If we take the latest business headlines and journals as paradigmatic of current trends, it’s now commonplace to concede that this is the era of data. Big data. The data sets are gigantic. The bits and bytes (and petabytes) cover a vast array of fields: customer profiles, business prospects, revenue, size of transactions, online consumer habits, website analytics, etc. The information retrieved and stored verges on overkill, such that sheer quantity threatens to outstrip our organizational ability to make use of it.
But let’s pause for a minute to think about a world we already find ourselves in. I read the Globe and Mail daily, but only the business section as it’s bookmarked in my browser. I walk into the maze of shelves at my local branch of the Toronto Public Library and reach for the photography stacks, because these beautifully bound volumes escape my budget. I consult an E-cookbook on my tablet for that tasty pulled pork recipe to prepare for guests coming to watch the home opener. And the most ubiquitous, if-all-else-fails information seeking behavior: I Google it.

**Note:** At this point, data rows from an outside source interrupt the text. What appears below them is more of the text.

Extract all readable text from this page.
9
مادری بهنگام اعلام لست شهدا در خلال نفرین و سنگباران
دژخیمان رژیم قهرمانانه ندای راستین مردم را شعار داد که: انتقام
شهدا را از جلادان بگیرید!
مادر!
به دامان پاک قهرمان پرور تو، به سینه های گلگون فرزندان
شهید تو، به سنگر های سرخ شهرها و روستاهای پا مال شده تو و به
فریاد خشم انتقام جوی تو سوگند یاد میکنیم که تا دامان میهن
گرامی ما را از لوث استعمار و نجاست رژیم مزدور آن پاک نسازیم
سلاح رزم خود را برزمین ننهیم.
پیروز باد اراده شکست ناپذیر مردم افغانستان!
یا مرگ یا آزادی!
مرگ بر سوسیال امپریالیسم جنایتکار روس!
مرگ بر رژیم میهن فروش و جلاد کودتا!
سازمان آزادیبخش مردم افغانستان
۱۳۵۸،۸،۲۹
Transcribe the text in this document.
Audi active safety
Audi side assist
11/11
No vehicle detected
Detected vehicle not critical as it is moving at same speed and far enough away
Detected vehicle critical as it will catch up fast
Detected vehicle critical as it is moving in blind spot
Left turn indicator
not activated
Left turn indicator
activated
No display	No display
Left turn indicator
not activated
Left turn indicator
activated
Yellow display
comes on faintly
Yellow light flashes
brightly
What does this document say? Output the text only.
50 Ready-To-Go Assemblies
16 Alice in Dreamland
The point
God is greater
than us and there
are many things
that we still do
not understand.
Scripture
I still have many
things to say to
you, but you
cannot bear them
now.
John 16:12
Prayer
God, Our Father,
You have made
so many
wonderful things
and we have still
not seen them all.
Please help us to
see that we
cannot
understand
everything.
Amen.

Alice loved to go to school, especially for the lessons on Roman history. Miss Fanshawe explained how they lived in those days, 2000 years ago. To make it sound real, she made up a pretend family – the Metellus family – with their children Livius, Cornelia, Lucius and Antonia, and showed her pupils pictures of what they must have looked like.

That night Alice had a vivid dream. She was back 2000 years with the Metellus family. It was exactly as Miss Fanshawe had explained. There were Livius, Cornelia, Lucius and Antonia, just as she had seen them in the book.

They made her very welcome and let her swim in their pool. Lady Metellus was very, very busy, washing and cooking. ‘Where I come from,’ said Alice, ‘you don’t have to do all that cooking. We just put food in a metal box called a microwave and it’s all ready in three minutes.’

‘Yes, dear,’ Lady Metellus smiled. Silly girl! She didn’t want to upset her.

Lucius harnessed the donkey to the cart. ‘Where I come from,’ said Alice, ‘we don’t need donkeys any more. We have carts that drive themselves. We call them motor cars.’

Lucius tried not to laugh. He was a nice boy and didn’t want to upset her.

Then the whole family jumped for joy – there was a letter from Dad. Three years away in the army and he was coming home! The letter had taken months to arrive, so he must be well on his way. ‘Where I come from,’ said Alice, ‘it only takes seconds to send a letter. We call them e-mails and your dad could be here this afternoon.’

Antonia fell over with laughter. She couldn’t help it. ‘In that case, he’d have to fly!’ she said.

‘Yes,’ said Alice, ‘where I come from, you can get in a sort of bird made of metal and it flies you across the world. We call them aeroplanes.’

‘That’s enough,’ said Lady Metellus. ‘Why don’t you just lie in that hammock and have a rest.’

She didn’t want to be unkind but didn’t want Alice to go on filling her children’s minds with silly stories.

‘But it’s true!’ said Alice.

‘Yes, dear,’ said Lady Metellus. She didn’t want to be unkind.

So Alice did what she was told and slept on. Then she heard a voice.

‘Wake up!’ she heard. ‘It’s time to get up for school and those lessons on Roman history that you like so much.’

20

What these everyday actions have in common is a tacit acceptance that some information necessarily escapes me. At any given time I can’t know all of it. But what I do have when seeking data is roughly one of these:
A specific question I want answered to perform a task.
An issue of concern I want to know more about.
A practice I engage in, that I care for, that’s essential to my (or my business’s) identity.
The usual “Who? What? Where? When? Why?” questions are all grounded in having things matter for us. What’s important, not important, significant and insignificant are questions that come right back to the questioners—us. Put simply, knowledge is tied to interests.
So what does big data mean for marketers? That we’ve got to ask better questions on behalf of our clients. That strategies ought to tie into parameters pinned down through qualitative insights. That big data, in the end, is just data.